Building Daring Entrepreneurs: My Approach to Guiding Activate Fellows
By Dan Recht, Managing Director of the Activate Boston Community
At Activate we help scientists turn their passion and ideas into large-scale positive impact by empowering them to commercialize their inventions. Although Activate is not the only program with these goals, we stand out because of our long-term commitment to our fellows as people. This leads us to fund fellows to pursue their ventures full-time for two years and to deliver intensive coaching and educational programming over that entire period. As Managing Director of Activate Boston, I personally deliver that coaching–making my work a critical link in our chain of impact.
Because of this, reflecting in-depth on how my mentorship affects our fellows’ lives and businesses is a crucial part of my routine. It’s my responsibility to figure out which of my interventions are helping and then update my behavior accordingly. Here, in the spirit of full transparency and building in public, I’m opening up my notebook to shed some light on how I think about advising science entrepreneurs.
Activate Fellows are already brilliant and motivated. If I were merely picking the best people, drawing bullseyes around them, and then bragging about my aim, the outside world might not know the difference. Indeed, many impactful programs give entrepreneurs money without providing support from someone like me. This means it’s my responsibility to prove that my coaching leads our fellows to have more impact on global challenges than they would without me.
How do I coach with impact in mind? I focus on helping our fellows build entrepreneurial mindsets that support their personal success. I think about it like this: Impact requires risk and execution, and the entrepreneurial mindset I most associate with that combination is daring. I believe that when I teach our fellows to be more daring, I’m helping them succeed and increasing their impact on the world.
To make a dent in global challenges, our fellows need to achieve a 1,000-fold increase in the scale of their impact. Seen this way, our fellows’ work sounds impossible, but recasting it as making ten winning bets to double their impact lays out an achievable roadmap. That’s why “double ten times” is the framework I use to coach fellows through the reality that every route to massive impact passes through a gauntlet of risks. These can be external risks for a fellow’s company or, perhaps more importantly, the personal risks associated with entering a period of intense, uncomfortable growth. Within this framework, Activate’s role is clear: We can help our fellows by teaching them how to aim for larger prizes (risk) with greater odds of success (execution). We can help fellows be more daring.

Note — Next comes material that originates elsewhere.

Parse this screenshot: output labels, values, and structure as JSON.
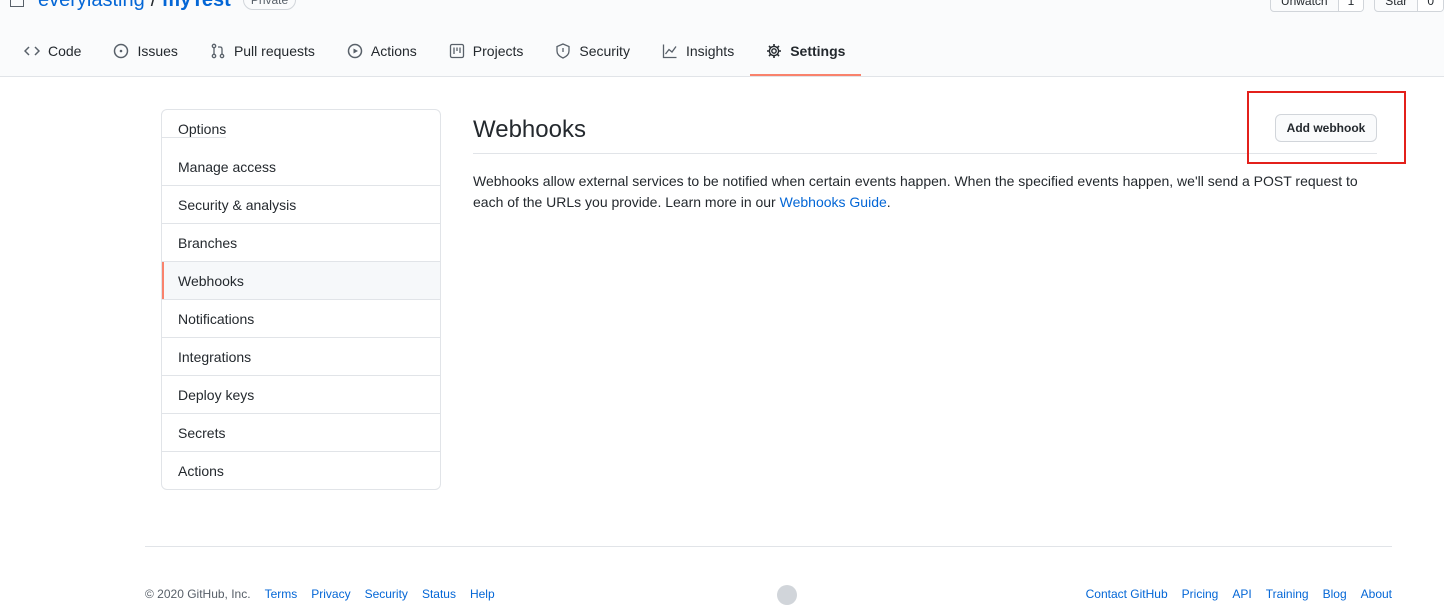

One of our fellow teams in the Activate Boston Community recently made a big bet to increase their impact by moving directly to manufacturing their product for customers despite having a small staff and relatively little external investment. Daring to close sales, commit to deliveries, and set up a manufacturing facility as a tiny team was beyond uncomfortable. However, now that they’ve pulled it off, the team can see how the core narrative of their company has changed. The difference between “we’re a startup developing…” and “we operate a factory that produces….” cannot be overstated.
To make a daring leap you need to feel secure where you are standing, commit wholly to the direction you are going, and trust that you will land on your feet. The Activate Fellowship is designed to address all three of these points.
Our program provides a foundation of financial, community, and personal support to increase our fellows’ sense of safety and security.
Managing directors in each community guide our fellows and connect them to advisors, including Activate Fellowship alumni, who help them build strategies they’re passionate about.
The Activate team models openness and vulnerability and encourages those traits in our communities and our broader ecosystem. This shows our fellows that we’re equally ready to help them prepare for the next leap if they land—or pick themselves up if they stumble.
This is why I intentionally don’t push every fellow to chart a direct course to double ten times. It is only by supporting each fellow on their unique path that I can create an environment and community where those who choose to take on big risks in pursuit of big impact can flourish.
Another reason to meet our fellows where they are is that I can’t predict the course of their lives. Some Activate Fellows prioritize achieving financial security, for example by bootstrapping to profitability or selling their company while it’s small, and this may be an important step on their path to impact. Early success can give fellows a safety net for taking larger risks later and a reputational platform that lets them expand their reach.
Other fellows will prioritize impact but miss on too many bets and lead their companies to failure. Nevertheless, the act of being daring scales individuals’ potential so that their future endeavors can be more ambitious, grow faster, and have a greater chance of success. My work to make fellows more daring can become self-reinforcing as they learn the habit of taking calculated risks and see the benefits of doing so. The key to this is Activate’s focus on fellows as people, which helps them grow along with their companies and retain their increased skill, confidence, and reputation regardless of the company’s fate. If a fellow’s third company changes the world, that’s no less of a success for them and for Activate.
In the Activate Boston Community, we’re starting to see fellows who had chosen to leave or close their companies now establish themselves as leaders in other spaces including venture capital, government, and university technology transfer. Watching those fellows break barriers and create positive change despite the constraints of the organizations they’ve joined reinforces my belief in the value of daring and the power of science entrepreneurs.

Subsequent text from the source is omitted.